Previously I only had the front passenger speaker working, and the rear passenger whenever it wanted to (although the volume was very weak). I plan on installing a new stereo, speaker wire, etc over the winter, but for now have very little to listen with while driving. The dash speakers seem the hardest to match up, so I figured I'd buy them local (and get reamed $$$ in the process by not buying online) since I would be able to test out the fit. Found some nice Alpine, SPS-0829 40W Max, 10W RMS, 2-way 3 1/2" speakers that have a nice rim to stop the tweeter from ripping through the dash vinyl. Perfect.

However, they designed the car with no hope of ever replacing the stock speakers. There is so little room to fit in under the footwell, not to mention that you can only get one arm up in the crevice to reach the old speaker. A nice swivel socket wrench helped remove the old speaker, but putting the new one in is 100x more difficult. I needed to push it up under the dash with one hand, and sort of twist it to wedge it in place to get the other hand up there with the end of the swivel socket to tighten it up. The problem is the loose nut in the socket sucks right to the magnet of the speaker. After toying with gum, tape, and other substances to hold the nut in the speakers were finally in place 3 hours later. A long job for such an easy task if I had more room and could defy the power of magnets.

But, I failed to mention that I tested the speakers before installing and the driver side still did not work. Deducted it had to be a wire problem so checked the wires. Removed center console to get behind it, and everything was A-OK. Decided rather than screw around, I just crimped the driver side front into the output for the passenger rear as I know it works, and voila, two working speakers.

Sound is decent right now, better than the old speakers. It is still being put out by a 25 year old deck, so I am sure it will change very much in a few months. See, I eventually did accomplish something today.

Sep 03, 2005: Updated to-do list

Category: General
Posted by: Derek
1. Replace the front caliper

2. Replace the belts and bearings

3 a. Engine tune-up kit - spark plugs

3 b. Engine tune-up kit - distributor and wires

4. Pivot bolt replacement - seems like this breaking could be a bad thing, and its only $10 to fix. Do not want to be driving and lose the ability to shift.

5. Tie rod replacement - The rubber padding thing on mine have completely cracked and decayed. Need to order some new ones and get them on.

6. Clean the stainless - need to order a blending pad and some cleaner.

7. Fix interior dome light

8. LEDs in the car

9. Repaint the louvers - they are looking faded, need to take off and repaint.

10. Louver reinforcement - I have found a small crack in the louver support, so would like to get Rob Gradys reinforcement kit.

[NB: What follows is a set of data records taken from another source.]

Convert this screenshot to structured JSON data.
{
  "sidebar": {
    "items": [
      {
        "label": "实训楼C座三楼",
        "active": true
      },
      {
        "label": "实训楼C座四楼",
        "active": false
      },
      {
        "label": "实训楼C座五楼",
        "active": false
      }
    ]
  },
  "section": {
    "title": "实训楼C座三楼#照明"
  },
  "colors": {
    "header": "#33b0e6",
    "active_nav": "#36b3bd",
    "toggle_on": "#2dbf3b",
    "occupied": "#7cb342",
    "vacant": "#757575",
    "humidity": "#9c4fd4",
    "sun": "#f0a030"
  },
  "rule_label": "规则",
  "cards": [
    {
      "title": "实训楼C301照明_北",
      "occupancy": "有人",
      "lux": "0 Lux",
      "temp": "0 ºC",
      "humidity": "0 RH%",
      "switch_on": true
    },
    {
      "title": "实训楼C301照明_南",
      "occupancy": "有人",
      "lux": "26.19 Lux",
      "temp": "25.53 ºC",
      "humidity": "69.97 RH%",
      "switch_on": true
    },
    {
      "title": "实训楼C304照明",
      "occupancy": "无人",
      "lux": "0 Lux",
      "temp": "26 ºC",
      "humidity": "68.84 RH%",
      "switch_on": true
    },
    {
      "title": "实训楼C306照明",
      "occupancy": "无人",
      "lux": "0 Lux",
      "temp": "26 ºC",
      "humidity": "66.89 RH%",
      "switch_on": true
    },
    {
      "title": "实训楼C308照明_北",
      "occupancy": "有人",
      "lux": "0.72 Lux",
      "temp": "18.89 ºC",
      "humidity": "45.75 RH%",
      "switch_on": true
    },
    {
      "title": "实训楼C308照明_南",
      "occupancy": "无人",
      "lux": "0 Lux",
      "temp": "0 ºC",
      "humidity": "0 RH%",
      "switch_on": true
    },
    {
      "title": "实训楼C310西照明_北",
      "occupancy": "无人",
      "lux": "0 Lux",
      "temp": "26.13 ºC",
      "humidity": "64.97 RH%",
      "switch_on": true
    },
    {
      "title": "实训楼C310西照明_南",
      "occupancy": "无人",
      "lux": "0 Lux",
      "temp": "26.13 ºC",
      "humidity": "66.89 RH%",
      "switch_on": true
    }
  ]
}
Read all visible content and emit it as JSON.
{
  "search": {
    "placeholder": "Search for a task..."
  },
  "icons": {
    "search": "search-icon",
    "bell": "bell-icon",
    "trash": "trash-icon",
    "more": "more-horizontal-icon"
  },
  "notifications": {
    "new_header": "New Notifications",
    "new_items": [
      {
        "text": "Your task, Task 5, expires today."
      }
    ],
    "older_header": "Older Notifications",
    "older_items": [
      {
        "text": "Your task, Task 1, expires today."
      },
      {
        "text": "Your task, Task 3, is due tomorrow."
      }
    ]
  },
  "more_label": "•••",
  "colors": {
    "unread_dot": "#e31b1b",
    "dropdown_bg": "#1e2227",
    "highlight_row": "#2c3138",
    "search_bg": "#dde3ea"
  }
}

Sep 03, 2005: A/C panel realignment

Category: Interior
Posted by: Derek
Ever since I have picked up the car, the sticker on the A/C panel was crooked. I had tried previously to heat it up and shift it to no avail. Today I ran it under hot water and then peeled it back and reseated it. Looks good now!
Category: Electrical
Posted by: Derek
Managed to get the LEDs in today and installation wasn't a problem. Also fixed the dome light issue of the front not working right with the door open. Looked like the previous owner had switched one of the positive and a negative wire when replacing the headliners. The fragile plastic of the front dome light clips snapped, but I taped them and rigged them together. Working well now!
Category: Mechanical
Posted by: Derek
Replaced the spark plugs today, but had planned to do the wires also. The wires purchased seem to have a much bigger metal clip on them, and do not want to sit right on the distributor cap. Also, the wires are hard to access. Will probably wait until I get a new distributor cap to go digging around back there.

Also changed out the belts and bearings. Not a hard job but time consuming none the less.

When I started the car back up I heard a whinning noise that I found out was coming from my frequency valve. This should happen when the mixture and engine is set right, and wasn't before. Not quite sure how the plugs helped fix this, guess they are just running cleaner.